FWIW,on a modern computer, doing a lot of what woud have been "databases" twenty years ago caplement in make sense to im JSON/YAML instead, and just do linear scans through them.

anne.💫

@riley That kinda sounds more what I'm wanting to do.

I would be grateful for any suggestions/tutorials.

Riley S. Faelan

@ann3nova Which programming language you use?

In Ruby, I prefer to parse a YAML file like this:

require 'yaml'

...

$data = open 'my-fancy-database.yaml', 'r' do |f|
  YAML.load f.read
end

but for the most part, especially if you don't have to deal with the pesky text/binary file distinction of Windows (which, with YAML, you may be able to bypass anyway), you can often get away with just

require 'yaml'

...

$data = YAML.load File.read 'my-fancy-database.yaml'

Depending on what your growth strategy looks like, you might, at some point, decide to switch over to Marshal#dump(), which is pretty much the same idea, only using a binary representation and a faster implementation of it, or alternatively, SQLite. Which, of course, doesn't mean that you'll have to go all in with relational database theory — you can just split your big dataset up into smaller items, to be queried via SQLite. But then again, depending on how you can cut your dataset up, it might be workable to keep a couple dozens of YAML or JSON files around, and use their names as their "primary indices".

Ölbaum

@ann3nova @riley I agree with Riley, without knowing what you’d like to accomplish, it’s difficult to advise you. Do you want a GUI? Command line tool? Plain files? There’s a tool that lets you query and join CSV files with SQL. It achieves this by seamlessly importing them into an SQLite database. It’s pretty cool and I can try to find it again.

Riley S. Faelan

@oscherler I think there's a CPAN module that does SQL queries directly on a bunch of CSV/TSV files. I used it many years ago for a university project.

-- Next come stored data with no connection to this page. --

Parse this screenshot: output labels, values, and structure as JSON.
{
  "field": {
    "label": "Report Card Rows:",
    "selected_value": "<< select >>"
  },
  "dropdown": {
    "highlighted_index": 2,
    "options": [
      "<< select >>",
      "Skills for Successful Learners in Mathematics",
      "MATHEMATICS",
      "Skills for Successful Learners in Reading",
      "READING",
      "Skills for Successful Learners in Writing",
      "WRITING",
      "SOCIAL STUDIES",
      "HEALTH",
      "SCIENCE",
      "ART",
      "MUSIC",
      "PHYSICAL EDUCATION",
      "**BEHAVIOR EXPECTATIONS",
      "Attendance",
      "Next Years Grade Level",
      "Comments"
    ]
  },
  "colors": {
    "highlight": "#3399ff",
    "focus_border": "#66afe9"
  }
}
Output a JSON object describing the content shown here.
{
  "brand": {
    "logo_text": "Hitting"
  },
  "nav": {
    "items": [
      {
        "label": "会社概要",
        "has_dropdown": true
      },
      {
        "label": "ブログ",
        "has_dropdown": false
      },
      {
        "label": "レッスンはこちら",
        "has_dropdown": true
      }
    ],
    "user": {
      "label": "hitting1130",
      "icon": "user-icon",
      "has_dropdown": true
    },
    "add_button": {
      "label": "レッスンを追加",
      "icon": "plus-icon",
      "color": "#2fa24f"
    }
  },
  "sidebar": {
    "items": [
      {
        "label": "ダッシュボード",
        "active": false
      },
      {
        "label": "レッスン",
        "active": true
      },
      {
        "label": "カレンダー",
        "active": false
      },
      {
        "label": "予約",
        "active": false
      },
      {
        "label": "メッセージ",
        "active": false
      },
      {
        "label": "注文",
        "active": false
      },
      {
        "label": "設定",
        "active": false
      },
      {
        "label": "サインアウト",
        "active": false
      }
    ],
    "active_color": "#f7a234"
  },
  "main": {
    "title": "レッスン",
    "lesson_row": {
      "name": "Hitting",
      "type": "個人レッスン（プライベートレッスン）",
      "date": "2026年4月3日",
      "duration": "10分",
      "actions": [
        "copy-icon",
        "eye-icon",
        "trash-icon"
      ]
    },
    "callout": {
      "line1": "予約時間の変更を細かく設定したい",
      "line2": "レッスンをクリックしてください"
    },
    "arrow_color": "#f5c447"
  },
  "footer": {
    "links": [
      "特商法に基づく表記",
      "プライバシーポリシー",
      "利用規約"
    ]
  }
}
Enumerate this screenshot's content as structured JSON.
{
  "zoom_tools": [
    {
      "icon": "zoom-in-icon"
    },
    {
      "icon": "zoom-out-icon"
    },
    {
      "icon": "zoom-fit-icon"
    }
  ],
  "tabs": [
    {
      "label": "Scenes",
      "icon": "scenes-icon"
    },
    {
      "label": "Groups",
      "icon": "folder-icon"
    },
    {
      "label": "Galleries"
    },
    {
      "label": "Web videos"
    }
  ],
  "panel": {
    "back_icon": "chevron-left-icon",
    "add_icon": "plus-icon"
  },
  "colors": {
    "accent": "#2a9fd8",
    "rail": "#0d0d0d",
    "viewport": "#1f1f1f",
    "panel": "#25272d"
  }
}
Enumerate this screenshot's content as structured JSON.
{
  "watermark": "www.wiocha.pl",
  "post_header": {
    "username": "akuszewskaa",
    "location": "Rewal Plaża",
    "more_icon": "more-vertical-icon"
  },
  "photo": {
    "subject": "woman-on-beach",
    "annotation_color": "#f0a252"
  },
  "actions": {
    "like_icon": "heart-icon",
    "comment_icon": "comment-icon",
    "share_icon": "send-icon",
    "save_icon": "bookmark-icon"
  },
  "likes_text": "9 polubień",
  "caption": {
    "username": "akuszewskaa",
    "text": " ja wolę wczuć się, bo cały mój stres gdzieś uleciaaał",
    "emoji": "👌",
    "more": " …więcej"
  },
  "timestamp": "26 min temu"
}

Of course, you won't have any indices this way, so it's not great for performance, but it might help with system simplicity, depending on what you're doing. Consider that the classic Unix /etc/ is full of small tables of various sorts; they just don't have a single format; each one has its idiosyncrasies. If one was to build a roughly similar system, then having a primitive SQL layer over them, and a common table syntax, might come in quite handy.

@ann3nova